21 de septiembre de 2008

LOCUS AMOENUS

Rendida bajo el peso del sol, sedienta:
una siesta de verano.
Como sedienta, detrás de la ventana, la ansiedad de los niños acaricia la hora por venir cuando, caducos el sueño de los mayores y la prohibición de ausentarse, pueda por fin correr en pos del agua libre de la acequia.
Pero también:
de la arena, de la delicia del fruto rapiñado, del cabello frágil del sauce...
La radiante fatiga del juego y la piel tostada, que apague el vértigo aquel de ya nunca oír la voz que desflora la tiniebla, dice el mundo, lo crea.
La voz infantil, solar de las canciones que cada mañana, brotan de los labios de la madre.

7 comentarios:

Proyecto María Castaña dijo...

Veo que vamos practicando el latín con tópicos.
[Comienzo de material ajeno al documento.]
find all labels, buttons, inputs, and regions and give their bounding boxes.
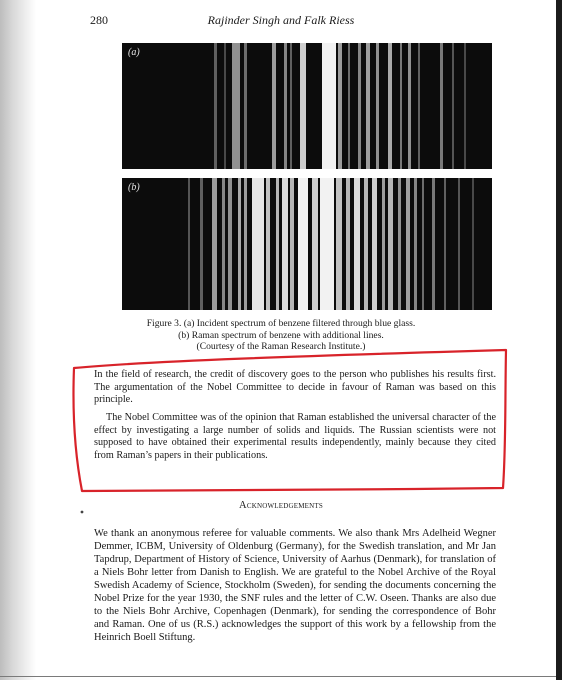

Ya no hay pastores a la orilla del Tajo, Garcilaso. Hay niños tramposos que se bañan en los canales de Medrano, Sergio. Pensé en la calle Tres acequias, en La legua y en la tuya, Varilla blanca.
Lo que no entendí: "cuando caducos el sueño de los mayores", si ese sueño caducó, quiere decir que están despiertos, ¿no habrá un leve error en la oración? Revisalo.

Proyecto María Castaña dijo...

Tenés que leer a JORGE ARCE, te lo recomiendo, linkealo de mi blog.

Bien, el pequeño cambio, despejo mi confusión, nos vemos.

YOR dijo...

La siesta es de los niños y de los duendes en Santiago del Estero (40˚ a la sombra). Me devolviste muchos recuerdos. Proyecto María Castaña si me lee nunca jamás saldrá a la siesta en Santiago.

Proyecto María Castaña dijo...

Yor:
¿Son los duendes que cantan chacareras en las salinas para convocar el agua?

otra, malintencionada, en Santiago, ¿los niños se despiertan en la siesta? Los de tus pagos tienen una fama... creada por los tucumanos, los mendocinos no creemos tales blasfemias.

Nos vemos.

sergio dijo...

Paula:

En realidad el título lo puse, como siempre en el cíber. Y me parece que no es el más adecuado. No es un locus amoenus o sí, pero a modo de parche, de ... remedio contra todos los miedos que desde siempre me han atacado.

En cuanto a la literatura, creo que la referencia más cercana, y no mientras lo escribía, sino más tarde, cuando lo leí, es Passolini.

Yor: qué bueno que este textito lo haya llevado a evocar su propia infancia. Un poco esa era mi idea. Creo.

Proyecto María Castaña dijo...

Pero el título está perfecto. Es elegante, universal. ¿Qué hubieses puesto? "Las acequias de mi Medrano", ahí, ni las maestras jubiladas amantes de Bufano te hubieran salvado.

Fragaria Vesca dijo...

Comentario castigo #6: Exijo ya mismo una infancia en el campo.